The Atlanta Journal-Constitution

‘Hymns’ captures Civil War’s final year

- By Kevin Duchschere

No era in the history of the United States has been so scrutinize­d as the four years when brother fought brother over the issues of self-government and slavery. So it’s fair to ask whether journalist S.C. Gwynne’s new book, “Hymns of the Republic: The Story of the Final Year of the American Civil War,” is really necessary.

My answer is yes. Too many Civil War books drill so deeply into the conflict that one can lose sight of what it all means. That’s not the case with Gwynne’s lucid and gripping account, in which he strings together a series of vignettes and profiles of wartime figures in novelistic fashion to tell the story of the war’s tumultuous closing months, through Abraham Lincoln’s assassinat­ion and Jefferson Davis’ humiliatin­g capture in Georgia.

Gwynne won his Civil War spurs for his acclaimed 2015 biography of Confederat­e Gen. Stonewall Jackson, whose brilliant career was cut short by friendly fire in 1863. In this book, the author picks up the narrative a few months later, when Ulysses Grant arrives in Washington.

As related by Gwynne, the year was punctuated by bloody turning points. In April, Confederat­e soldiers shot black Union troops rather than allowing them to surrender at Fort

Pillow, Tenn., outraging Northerner­s and strengthen­ing their resolve. The following month, after a series of Union disasters in the tangled Virginia woods, Grant continued to move south rather than retreat. Union soldiers were dumbfounde­d — and grateful. They were finally going to press the rebels.

William Tecumseh Sherman’s capture of Atlanta overnight bolstered Lincoln’s re-election prospects, reversed Northern pessimism about the war and ensured it almost certainly would end in a Union triumph.

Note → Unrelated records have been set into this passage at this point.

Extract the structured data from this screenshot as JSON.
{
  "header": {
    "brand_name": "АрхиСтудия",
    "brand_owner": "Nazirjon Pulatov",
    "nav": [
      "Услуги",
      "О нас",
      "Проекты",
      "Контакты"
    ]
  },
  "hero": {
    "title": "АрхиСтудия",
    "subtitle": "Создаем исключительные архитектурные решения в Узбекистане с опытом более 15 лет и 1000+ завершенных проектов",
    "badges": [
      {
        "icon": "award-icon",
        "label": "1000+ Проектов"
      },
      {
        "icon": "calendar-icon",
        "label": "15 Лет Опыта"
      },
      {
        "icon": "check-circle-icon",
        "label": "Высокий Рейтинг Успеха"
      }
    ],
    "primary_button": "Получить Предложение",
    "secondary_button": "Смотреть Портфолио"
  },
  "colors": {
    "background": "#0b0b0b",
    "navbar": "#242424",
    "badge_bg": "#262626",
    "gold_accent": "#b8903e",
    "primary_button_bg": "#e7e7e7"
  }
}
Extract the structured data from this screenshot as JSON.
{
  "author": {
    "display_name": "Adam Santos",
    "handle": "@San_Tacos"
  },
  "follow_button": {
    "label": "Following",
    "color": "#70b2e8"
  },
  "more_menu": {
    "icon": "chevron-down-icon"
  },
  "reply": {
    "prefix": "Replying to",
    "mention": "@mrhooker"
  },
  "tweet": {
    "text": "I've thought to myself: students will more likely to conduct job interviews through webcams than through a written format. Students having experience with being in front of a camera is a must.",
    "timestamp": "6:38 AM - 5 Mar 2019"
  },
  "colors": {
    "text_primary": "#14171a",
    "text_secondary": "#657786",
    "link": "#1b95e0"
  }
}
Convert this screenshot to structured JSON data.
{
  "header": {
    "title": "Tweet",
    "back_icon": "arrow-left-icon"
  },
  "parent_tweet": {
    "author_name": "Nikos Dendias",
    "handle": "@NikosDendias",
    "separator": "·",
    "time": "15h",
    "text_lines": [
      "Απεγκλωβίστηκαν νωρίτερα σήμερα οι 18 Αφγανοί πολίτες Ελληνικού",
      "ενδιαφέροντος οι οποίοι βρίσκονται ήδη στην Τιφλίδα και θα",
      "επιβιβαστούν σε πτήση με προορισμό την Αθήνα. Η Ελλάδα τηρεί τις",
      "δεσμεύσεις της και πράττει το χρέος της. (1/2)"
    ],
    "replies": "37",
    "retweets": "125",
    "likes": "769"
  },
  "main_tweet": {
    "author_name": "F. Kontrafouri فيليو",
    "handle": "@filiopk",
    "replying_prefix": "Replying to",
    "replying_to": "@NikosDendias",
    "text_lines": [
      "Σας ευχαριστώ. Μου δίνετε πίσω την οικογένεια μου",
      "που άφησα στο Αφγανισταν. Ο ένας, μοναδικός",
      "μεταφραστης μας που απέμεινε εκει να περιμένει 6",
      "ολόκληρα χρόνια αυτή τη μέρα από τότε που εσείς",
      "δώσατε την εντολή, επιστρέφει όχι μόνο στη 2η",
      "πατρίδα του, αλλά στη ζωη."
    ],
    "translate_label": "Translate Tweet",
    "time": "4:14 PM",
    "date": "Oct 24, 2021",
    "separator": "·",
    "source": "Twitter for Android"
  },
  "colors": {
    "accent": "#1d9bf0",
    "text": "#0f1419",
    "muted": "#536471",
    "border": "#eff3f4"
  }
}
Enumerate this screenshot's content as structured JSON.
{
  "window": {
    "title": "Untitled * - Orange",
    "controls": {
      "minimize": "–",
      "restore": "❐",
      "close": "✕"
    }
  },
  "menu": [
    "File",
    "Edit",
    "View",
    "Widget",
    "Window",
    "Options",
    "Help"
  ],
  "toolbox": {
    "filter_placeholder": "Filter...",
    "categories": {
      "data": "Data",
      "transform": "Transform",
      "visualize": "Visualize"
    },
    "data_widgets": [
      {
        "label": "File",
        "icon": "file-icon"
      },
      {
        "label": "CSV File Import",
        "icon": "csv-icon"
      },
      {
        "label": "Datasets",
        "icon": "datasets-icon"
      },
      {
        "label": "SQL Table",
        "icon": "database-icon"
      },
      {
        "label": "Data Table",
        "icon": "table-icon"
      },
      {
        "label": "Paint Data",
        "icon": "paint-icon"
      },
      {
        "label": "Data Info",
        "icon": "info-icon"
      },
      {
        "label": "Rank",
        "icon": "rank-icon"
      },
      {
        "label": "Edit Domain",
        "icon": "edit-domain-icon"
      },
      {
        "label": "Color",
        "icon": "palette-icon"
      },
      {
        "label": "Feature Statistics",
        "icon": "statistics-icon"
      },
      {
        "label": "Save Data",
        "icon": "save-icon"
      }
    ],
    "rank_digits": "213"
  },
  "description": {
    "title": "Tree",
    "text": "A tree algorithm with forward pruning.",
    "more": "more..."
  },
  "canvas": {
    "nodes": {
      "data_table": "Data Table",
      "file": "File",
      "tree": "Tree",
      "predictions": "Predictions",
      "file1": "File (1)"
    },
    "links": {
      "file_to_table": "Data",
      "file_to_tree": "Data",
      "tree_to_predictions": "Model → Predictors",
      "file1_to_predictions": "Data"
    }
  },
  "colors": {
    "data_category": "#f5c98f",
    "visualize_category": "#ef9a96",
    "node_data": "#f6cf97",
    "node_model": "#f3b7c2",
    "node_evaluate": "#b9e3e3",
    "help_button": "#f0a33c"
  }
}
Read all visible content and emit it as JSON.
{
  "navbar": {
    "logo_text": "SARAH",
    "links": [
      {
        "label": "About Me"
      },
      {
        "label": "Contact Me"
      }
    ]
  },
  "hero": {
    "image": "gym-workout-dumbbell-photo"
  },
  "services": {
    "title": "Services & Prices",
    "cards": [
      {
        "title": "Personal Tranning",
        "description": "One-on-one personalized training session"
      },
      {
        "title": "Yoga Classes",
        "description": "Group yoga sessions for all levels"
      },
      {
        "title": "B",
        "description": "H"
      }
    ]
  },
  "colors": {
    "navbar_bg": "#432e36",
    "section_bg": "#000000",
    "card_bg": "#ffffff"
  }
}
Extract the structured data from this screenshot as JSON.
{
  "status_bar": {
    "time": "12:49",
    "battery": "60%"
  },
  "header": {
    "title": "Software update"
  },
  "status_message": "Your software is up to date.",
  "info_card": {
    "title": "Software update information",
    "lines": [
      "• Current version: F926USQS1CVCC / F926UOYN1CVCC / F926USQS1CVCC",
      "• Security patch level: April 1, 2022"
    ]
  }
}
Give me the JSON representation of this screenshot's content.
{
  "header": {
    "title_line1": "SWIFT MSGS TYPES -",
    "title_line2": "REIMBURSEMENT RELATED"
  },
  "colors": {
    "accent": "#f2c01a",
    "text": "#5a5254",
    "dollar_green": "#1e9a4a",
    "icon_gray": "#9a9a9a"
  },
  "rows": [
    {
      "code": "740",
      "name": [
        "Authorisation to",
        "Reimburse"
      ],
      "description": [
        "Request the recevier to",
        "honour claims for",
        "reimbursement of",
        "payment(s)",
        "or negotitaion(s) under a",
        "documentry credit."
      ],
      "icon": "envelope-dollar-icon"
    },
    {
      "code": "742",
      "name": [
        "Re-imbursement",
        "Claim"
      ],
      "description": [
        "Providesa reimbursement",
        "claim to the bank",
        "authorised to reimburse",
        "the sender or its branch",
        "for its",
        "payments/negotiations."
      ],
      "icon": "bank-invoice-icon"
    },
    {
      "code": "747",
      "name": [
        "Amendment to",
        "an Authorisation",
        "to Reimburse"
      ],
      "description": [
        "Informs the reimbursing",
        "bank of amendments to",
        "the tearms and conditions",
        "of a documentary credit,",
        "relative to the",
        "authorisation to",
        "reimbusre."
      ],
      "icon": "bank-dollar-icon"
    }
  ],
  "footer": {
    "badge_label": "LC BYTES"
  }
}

Gwynne is especially good at taking a step back from the narrative to flesh out some of the war’s most compelling figures, and not just Lee and Grant. He sketches officers of varying competence, such as Union Gen. Ben Butler, who was better at preparing for attacks than making them, and the indomitabl­e Clara Barton, who wasn’t allowed to fight and thereupon mounted her own relief agency to tend to those who could.

Gwynne has said next book will be on Reconstruc­tion and titled “How the South Won the Civil War.” Another Civil War book? If it lives up to the promise of the first two that Gwynne has written, why not?